There is no reason to expect these to be any "safer" than any other LifePo4 cell.
but they do cost more, and they are not the best choice for energy density. (weight vs range)


----------



## ruckus (Apr 15, 2009)

I have now repeatedly tested a 60ah New Energy cell against a 60ah CALB gray cell. (Many thanks to the person who passed the cell on to me!!) The New Energy cell had already been repeatedly abused up to 1500A (25C) and down to 2.0v . The Calb cell was brand new.

I took repeated 400 amp pulls (6.7C) for ~15 seconds a pull while evaluating sag voltage. This was repeated until the voltage fell to 2.5v. Recharge and repeat..

I measured temperatures with a infrared thermometer. Amp hours were measured on a JLD404 and 1,000 amp shunt. Sag Voltage was measured on an analogue scale (on the carbon pile tester) and with a digital volt meter (at the battery).

I took video. I'll post a link or two when I get a chance..

The hybrid super-capacitor cells were superior in multiple ways from less sag under load to lower cell temperatures after repeated pulls (114F vs 95F). The M6 hardware of the CALB is teeny-weeny compared to the M10 hardware on the New Energy cell. The CALB vent broke off in my fingers. Very flimsy.

Please don't think I am dissing the CALB. It performed fine. I would call it the 'Standard' cell at this time. I would use them in a commuter or other standard-power system. In a race or hotrod vehicle the hybrid cell would perform superior (more power, less weight, less heat, and most importantly, less SAG).

Depending on the voltage and amp pull of the vehicle, the difference could be somewhere around 30-50 hp. 

Some people care about that last 30-50 hp. Those are the people who will pay a little extra to drive a 'Premium' cell.

I bought a set. 

Cheers.

ps. radical voltage sag affects other components as well, like dc-dc converters and controllers...


----------



## tylerwatts (Feb 9, 2012)

Ruckus those sound like serious cells.

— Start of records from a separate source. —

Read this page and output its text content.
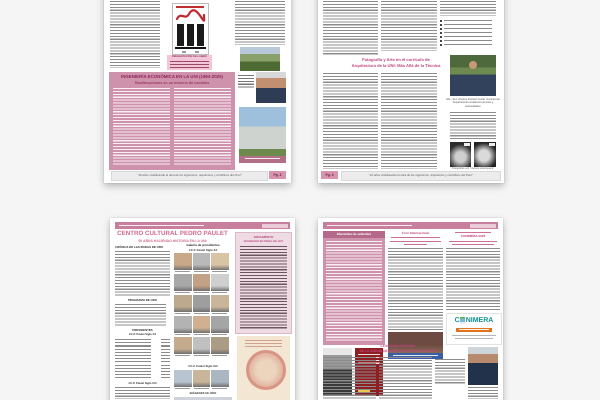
PRESENTACIÓN DEL LIBRO
INGENIERÍA ECONÓMICA EN LA UNI (1964-2025)
Reafirmaciones en un entorno de cambios
“18 años visibilizando la obra de los ingenieros, arquitectos y científicos del Perú”	Pg. 2
Fotografía y Arte en el currículo de
Arquitectura de la UNI: Más Allá de la Técnica
MG. / B.A. Rosana Pacheco Durán, Docente del Departamento Académico de Artes y Humanidades
Fotografías con “cámara estenopeica”
Pg. 3	“18 años visibilizando la obra de los ingenieros, arquitectos y científicos del Perú”
CENTRO CULTURAL PEDRO PAULET
50 AÑOS HACIENDO HISTORIA EN LA UNI
CRÓNICA DE LAS BODAS DE ORO
PROGRAMA DE ORO
PRESIDENTES
CC.P. Paulet Siglo XX
CC.P. Paulet Siglo XXI
Galería de presidentes
CC.P. Paulet Siglo XX
CC.P. Paulet Siglo XXI
IMÁGENES DE ORO
DOCUMENTO
APARECIDO EN PAPEL DE 1977
Efemérides de setiembre	Foro Internacional
CONIMERA 2025
C NIMERA
LA INTENSA HISTORIA
DE LA UNIDAD DE INVESTIGACIÓN DE LA FIEECS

When you say superior power-weight, how so? What are the comparison values? I take it you used a 60ah CALB Grey also. 25c plus seems very impressive, I did not even know it was sensible to do that to a CALB and they deteriorate quickly. 

Could you post a back to back of the two cells' performance please? As you progressed through the repeat drains and capacity was consumed. Thanks!


----------



## Ziggythewiz (May 16, 2010)

Cool! Thanks for the info. I'm kind of obsessed with the concept of a booster pack (currently have a LiFePO4 booster on my lead) so if the cycle life on these proves good I'll likely end up with a booster pack of them after switching fully to lithium and then wanting more.


----------



## Sparrow159 (Mar 30, 2010)

Your testing is definitely encouraging. The thing that strikes me the most is the number of cycles that are listed on the spec sheet. 5,000 for the higher amp NEB vs the 2,000 consistently listed for all amp hr CALB. That would make the almost double price seem a bargain if it's true. Of course 5,000 discharges would take quite a while to test.

Matt


----------